«Наследственность — такая ерунда, — решительно сказала Надин, выговаривая это с такой чёткостью, какой вряд ли добьётся даже человек, родившийся в Англии, — Посмотрите на меня, например, и оцените, как я хороша, а затем посмотрите на маму и папу». Эстер пролила больше ромашкового чая, чем обычно. «Не говори ни слова против тёти Додо», — сказала она.{121}
Итак, теперь мы знаем, что бедная Додо — не только глупая: она даже не англичанка. По правде, она австрийка, с выдающим её глуповатым акцентом.
Сложно сказать, как долго слово «додо» использовалось в качестве прямой аналогии для слова «глупый». Но одно мы знаем наверняка: вскоре после противостояния девятнадцатого века, сопровождавшего дарвинизм (см. главу 6), сила этого эпитета уже была очевидной для остроумнейшего среди остроумных — для молодого студента Оскара Уайльда. Ещё до того, как он на радость потомкам добился славы всемогущего мастера цитаты, он назвал одного из своих профессоров «этот неграмотный додо». Похоже, что Уайльд случайно задал тон в западной традиции, цветущей ныне пышным цветом.
Сегодня слово «додо» может даже работать как уничижительное, относящееся к кому-то тупому и стоящему на грани исчезновения.

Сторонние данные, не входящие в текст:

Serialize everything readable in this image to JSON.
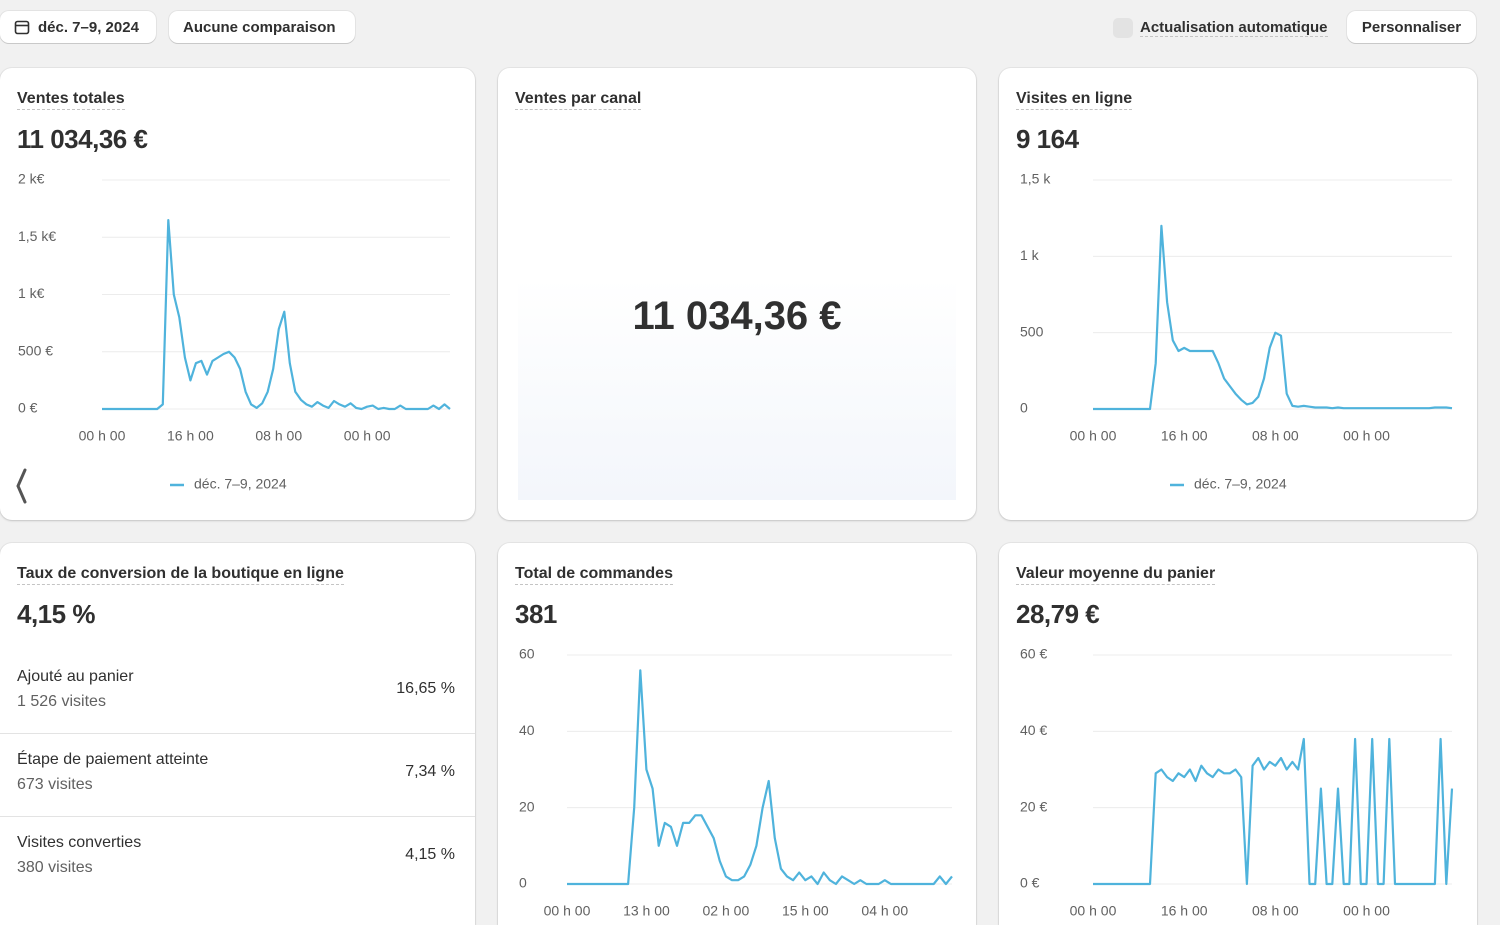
{
  "toolbar": {
    "date_range": "déc. 7–9, 2024",
    "comparison": "Aucune comparaison",
    "auto_refresh": "Actualisation automatique",
    "customize": "Personnaliser"
  },
  "cards": [
    {
      "title": "Ventes totales",
      "value": "11 034,36 €",
      "chart": {
        "type": "line",
        "categories": [
          "00 h 00",
          null,
          null,
          null,
          null,
          null,
          null,
          null,
          null,
          null,
          null,
          null,
          null,
          null,
          null,
          null,
          "16 h 00",
          null,
          null,
          null,
          null,
          null,
          null,
          null,
          null,
          null,
          null,
          null,
          null,
          null,
          null,
          null,
          "08 h 00",
          null,
          null,
          null,
          null,
          null,
          null,
          null,
          null,
          null,
          null,
          null,
          null,
          null,
          null,
          null,
          "00 h 00",
          null,
          null,
          null,
          null,
          null,
          null,
          null,
          null,
          null,
          null,
          null,
          null,
          null,
          null,
          null
        ],
        "series": [
          {
            "name": "déc. 7–9, 2024",
            "color": "#4fb3dc",
            "values": [
              0,
              0,
              0,
              0,
              0,
              0,
              0,
              0,
              0,
              0,
              0,
              40,
              1650,
              1000,
              800,
              450,
              250,
              400,
              420,
              300,
              420,
              450,
              480,
              500,
              450,
              350,
              150,
              40,
              10,
              50,
              150,
              350,
              700,
              850,
              400,
              150,
              80,
              40,
              20,
              60,
              30,
              10,
              70,
              40,
              20,
              50,
              10,
              0,
              20,
              30,
              0,
              10,
              0,
              0,
              30,
              0,
              0,
              0,
              0,
              0,
              30,
              0,
              40,
              0
            ]
          }
        ],
        "ylim": [
          0,
          2000
        ],
        "yticks": [
          {
            "value": 0,
            "label": "0 €"
          },
          {
            "value": 500,
            "label": "500 €"
          },
          {
            "value": 1000,
            "label": "1 k€"
          },
          {
            "value": 1500,
            "label": "1,5 k€"
          },
          {
            "value": 2000,
            "label": "2 k€"
          }
        ],
        "grid": true
      }
    },
    {
      "title": "Ventes par canal",
      "value": "11 034,36 €"
    },
    {
      "title": "Visites en ligne",
      "value": "9 164",
      "chart": {
        "type": "line",
        "categories": [
          "00 h 00",
          null,
          null,
          null,
          null,
          null,
          null,
          null,
          null,
          null,
          null,
          null,
          null,
          null,
          null,
          null,
          "16 h 00",
          null,
          null,
          null,
          null,
          null,
          null,
          null,
          null,
          null,
          null,
          null,
          null,
          null,
          null,
          null,
          "08 h 00",
          null,
          null,
          null,
          null,
          null,
          null,
          null,
          null,
          null,
          null,
          null,
          null,
          null,
          null,
          null,
          "00 h 00",
          null,
          null,
          null,
          null,
          null,
          null,
          null,
          null,
          null,
          null,
          null,
          null,
          null,
          null,
          null
        ],
        "series": [
          {
            "name": "déc. 7–9, 2024",
            "color": "#4fb3dc",
            "values": [
              0,
              0,
              0,
              0,
              0,
              0,
              0,
              0,
              0,
              0,
              0,
              300,
              1200,
              700,
              450,
              380,
              400,
              380,
              380,
              380,
              380,
              380,
              300,
              200,
              150,
              100,
              60,
              30,
              40,
              80,
              200,
              400,
              500,
              480,
              100,
              20,
              15,
              20,
              15,
              10,
              10,
              10,
              5,
              10,
              5,
              5,
              5,
              5,
              5,
              5,
              5,
              5,
              5,
              5,
              5,
              5,
              5,
              5,
              5,
              5,
              10,
              10,
              10,
              5
            ]
          }
        ],
        "ylim": [
          0,
          1500
        ],
        "yticks": [
          0,
          500,
          {
            "value": 1000,
            "label": "1 k"
          },
          {
            "value": 1500,
            "label": "1,5 k"
          }
        ],
        "grid": true
      }
    },
    {
      "title": "Taux de conversion de la boutique en ligne",
      "value": "4,15 %",
      "rows": [
        {
          "label": "Ajouté au panier",
          "visits": "1 526 visites",
          "rate": "16,65 %"
        },
        {
          "label": "Étape de paiement atteinte",
          "visits": "673 visites",
          "rate": "7,34 %"
        },
        {
          "label": "Visites converties",
          "visits": "380 visites",
          "rate": "4,15 %"
        }
      ]
    },
    {
      "title": "Total de commandes",
      "value": "381",
      "chart": {
        "type": "line",
        "categories": [
          "00 h 00",
          null,
          null,
          null,
          null,
          null,
          null,
          null,
          null,
          null,
          null,
          null,
          null,
          "13 h 00",
          null,
          null,
          null,
          null,
          null,
          null,
          null,
          null,
          null,
          null,
          null,
          null,
          "02 h 00",
          null,
          null,
          null,
          null,
          null,
          null,
          null,
          null,
          null,
          null,
          null,
          null,
          "15 h 00",
          null,
          null,
          null,
          null,
          null,
          null,
          null,
          null,
          null,
          null,
          null,
          null,
          "04 h 00",
          null,
          null,
          null,
          null,
          null,
          null,
          null,
          null,
          null,
          null,
          null
        ],
        "series": [
          {
            "color": "#4fb3dc",
            "values": [
              0,
              0,
              0,
              0,
              0,
              0,
              0,
              0,
              0,
              0,
              0,
              20,
              56,
              30,
              25,
              10,
              16,
              15,
              10,
              16,
              16,
              18,
              18,
              15,
              12,
              6,
              2,
              1,
              1,
              2,
              5,
              10,
              20,
              27,
              12,
              4,
              2,
              1,
              3,
              1,
              2,
              0,
              3,
              1,
              0,
              2,
              1,
              0,
              1,
              0,
              0,
              0,
              1,
              0,
              0,
              0,
              0,
              0,
              0,
              0,
              0,
              2,
              0,
              2
            ]
          }
        ],
        "ylim": [
          0,
          60
        ],
        "yticks": [
          0,
          20,
          40,
          60
        ],
        "grid": true
      }
    },
    {
      "title": "Valeur moyenne du panier",
      "value": "28,79 €",
      "chart": {
        "type": "line",
        "categories": [
          "00 h 00",
          null,
          null,
          null,
          null,
          null,
          null,
          null,
          null,
          null,
          null,
          null,
          null,
          null,
          null,
          null,
          "16 h 00",
          null,
          null,
          null,
          null,
          null,
          null,
          null,
          null,
          null,
          null,
          null,
          null,
          null,
          null,
          null,
          "08 h 00",
          null,
          null,
          null,
          null,
          null,
          null,
          null,
          null,
          null,
          null,
          null,
          null,
          null,
          null,
          null,
          "00 h 00",
          null,
          null,
          null,
          null,
          null,
          null,
          null,
          null,
          null,
          null,
          null,
          null,
          null,
          null,
          null
        ],
        "series": [
          {
            "color": "#4fb3dc",
            "values": [
              0,
              0,
              0,
              0,
              0,
              0,
              0,
              0,
              0,
              0,
              0,
              29,
              30,
              28,
              27,
              29,
              28,
              30,
              27,
              31,
              29,
              28,
              30,
              29,
              29,
              30,
              28,
              0,
              31,
              33,
              30,
              32,
              31,
              33,
              30,
              32,
              30,
              38,
              0,
              0,
              25,
              0,
              0,
              25,
              0,
              0,
              38,
              0,
              0,
              38,
              0,
              0,
              38,
              0,
              0,
              0,
              0,
              0,
              0,
              0,
              0,
              38,
              0,
              25
            ]
          }
        ],
        "ylim": [
          0,
          60
        ],
        "yticks": [
          {
            "value": 0,
            "label": "0 €"
          },
          {
            "value": 20,
            "label": "20 €"
          },
          {
            "value": 40,
            "label": "40 €"
          },
          {
            "value": 60,
            "label": "60 €"
          }
        ],
        "grid": true
      }
    }
  ]
}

Можно увидеть, как тонко использован этот двойной подтекст в едком описании английского высшего общества в стихотворении «Ещё не додо» Ноэла Кауарда, или как он выражен на самом подсознательном уровне через беспросветный пессимизм любого из стихов, включённых в «Оду додо» Кристофера Лога. В обоих случаях слово «додо» используется исключительно в названии и отсутствует в содержании, поскольку предполагается, что само содержание ясно даёт понять, зачем здесь использовано слово «додо». Точно так же Франк Светтенхам прекрасно использовал это слово в своей едкой сатире о жизни колониального Маврикия. Чтобы передать мысль о том, что на всём и на всех на острове лежит печать идиотизма и нежизнеспособности, автор просто называет колонию, принадлежавшую в то время Британии, «Островом додо». И Дэвид Кваммен очень эффектно обыгрывает этот двойной подтекст, дав своей книге о биологическом разнообразии и вымирании островной жизни название «Песнь додо»[32]
.Чтобы засвидетельствовать долговечность толкования слова как чего-то «вымершего», можно процитировать брошюру 1935 г., целью которой было привлечь внимание местных властей к вероятности исчезновения популяции диких уток на некоторых водоёмах в Нью-Гемпшире. Говорящее название «Последуют ли утки за додо?» задаёт тексту предостерегающий тон, прилагаемая карикатура закрепляет это ощущение, а дальше следует несколько страниц, на которых додо больше не упоминается.